The Coalition’s new home loan scheme: just a carrot for floating voters?
Taxpayers will guarantee deposits for new houses up to £500,000 under the government's New Buy Guarantee scheme. Many buyers find it difficult to raise 20% (or more) deposits and this scheme will allow them to buy houses with as little as 5% deposit.
Home ownership is certainly a plus for society as a whole – it gives people a stake which encourages responsibility. It is also a form of saving, which reduces the risk of ending up on welfare; and it builds up a lever to finance future entrepreneurship (most entrepreneurs self-finance their venture). Home ownership is in decline and is becoming increasingly difficult for first-time buyers.
So is this New Buy Guarantee scheme the right way to encourage home ownership? I don’t think so, for a number of reasons:
1. Taxpayers will be forced to take the risk for people who may not be able to repay their mortgage. Arguably, requiring a 20% deposit is a pretty good indicator as to whether a buyer risks defaulting. Why should people who are prudent with their money have to pay for risks taken by others?
2. Mortgages to uncreditworthy borrowers triggered the crash of 2008. In America, Freddie Mac and Fannie Mae were set up to expand the mortgage market: they bought mortgages from lenders which allowed the lenders to issue new mortgages. Freddie and Fannie were implicitly guaranteed by the government and thus the taxpayer. George Bush Sr and Bill Clinton forced Freddie and Fannie to take on ever greater shares of mortgages to the poor, thereby encouraging banks to give mortgages to uncreditworthy borrowers. This was the root cause of the crash. Who receives a mortgage should be the private sector’s responsibility (for both profit and loss); not the state’s.

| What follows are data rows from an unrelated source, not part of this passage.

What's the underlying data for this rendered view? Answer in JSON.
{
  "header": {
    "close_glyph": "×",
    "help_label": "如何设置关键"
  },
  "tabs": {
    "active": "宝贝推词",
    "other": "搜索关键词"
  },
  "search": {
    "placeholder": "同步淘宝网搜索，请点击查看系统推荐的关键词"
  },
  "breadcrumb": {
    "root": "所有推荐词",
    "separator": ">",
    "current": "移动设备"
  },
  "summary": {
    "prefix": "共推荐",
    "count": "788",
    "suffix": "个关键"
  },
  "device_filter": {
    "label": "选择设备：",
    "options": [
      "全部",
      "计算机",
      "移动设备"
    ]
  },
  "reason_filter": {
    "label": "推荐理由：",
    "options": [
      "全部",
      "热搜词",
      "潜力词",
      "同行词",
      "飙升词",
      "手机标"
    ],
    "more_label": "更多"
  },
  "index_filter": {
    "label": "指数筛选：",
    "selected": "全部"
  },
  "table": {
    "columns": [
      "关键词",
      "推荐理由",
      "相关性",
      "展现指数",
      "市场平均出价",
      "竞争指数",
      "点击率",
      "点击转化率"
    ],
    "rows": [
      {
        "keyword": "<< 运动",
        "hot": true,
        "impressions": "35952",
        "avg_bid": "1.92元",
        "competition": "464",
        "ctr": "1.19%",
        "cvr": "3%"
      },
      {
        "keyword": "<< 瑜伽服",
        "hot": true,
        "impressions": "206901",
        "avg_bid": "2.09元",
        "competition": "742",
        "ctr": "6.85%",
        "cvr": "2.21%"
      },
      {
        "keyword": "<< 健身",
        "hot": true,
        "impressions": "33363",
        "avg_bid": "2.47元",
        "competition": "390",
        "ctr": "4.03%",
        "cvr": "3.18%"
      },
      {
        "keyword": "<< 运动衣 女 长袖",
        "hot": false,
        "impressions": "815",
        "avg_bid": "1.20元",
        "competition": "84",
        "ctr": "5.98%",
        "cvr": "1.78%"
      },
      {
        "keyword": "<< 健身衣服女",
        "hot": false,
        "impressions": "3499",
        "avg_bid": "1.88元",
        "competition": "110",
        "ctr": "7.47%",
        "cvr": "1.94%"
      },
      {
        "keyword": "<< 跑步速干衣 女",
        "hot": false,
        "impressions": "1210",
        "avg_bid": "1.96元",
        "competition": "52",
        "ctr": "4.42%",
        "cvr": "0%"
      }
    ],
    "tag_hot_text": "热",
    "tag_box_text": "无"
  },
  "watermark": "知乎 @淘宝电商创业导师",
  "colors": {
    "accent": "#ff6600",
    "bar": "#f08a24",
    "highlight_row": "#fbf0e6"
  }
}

3. It is true that it is more difficult than ever for first-time buyers to get onto the housing ladder. But this scheme is not limited to first-time buyers. Claiming that its aim it to help first-time buyers is misleading.
4. Whose fault is it that first-time buyers find it so difficult to raise a deposit? The government’s. Inflation has been pushed up by quantitative easing and artificially low interest rates, which make saving unattractive and raises the price of housing. (It is naïve to suggest that the Bank of England is independent in this matter.)
5. Property prices have shot up through a shortage in housing supply. Planning regulations create a stranglehold on new developments.
6. The measure is specifically aimed at the construction industry. There is a whiff of “picking winners” to this. The market is much better placed to allocate its resources as to maximise return and growth. Governments tend to pick losers because they lack the information dispersed among millions of individuals in the market – Hayek’s “knowledge problem”.
For politicians, schemes like this are love at first sight. They allow them to claim credit for “results” they can boast about come polling day. An ordinary tax cut won't convince specific categories of floating voters such as first-time buyers to vote for them. The figure of 50,000 jobs has already been plucked out of thin air. No doubt this new scheme will allow politicians to claim credit for any uplift in the construction industry, irrespective of whether it's related to this scheme or not.
There is a better solution:
- Reduce taxes to make it easier for people to save so they can take care of themselves – including saving for a mortgage.
- Extend the stamp duty holiday for first time buyers. It runs out on 24th March.
- End the artificially low interest rates and stop money printing to encourage saving, reduce inflation, and reduce asset bubbles.
- Continue the reform of planning law to make house building easier. [ed — see our recent paper Planning in a Free Society for ideas] Take some of the heat off by introducing private compensation legislation to operate between developers and individual neighbours to compensate them for loss to their property’s value resulting from development.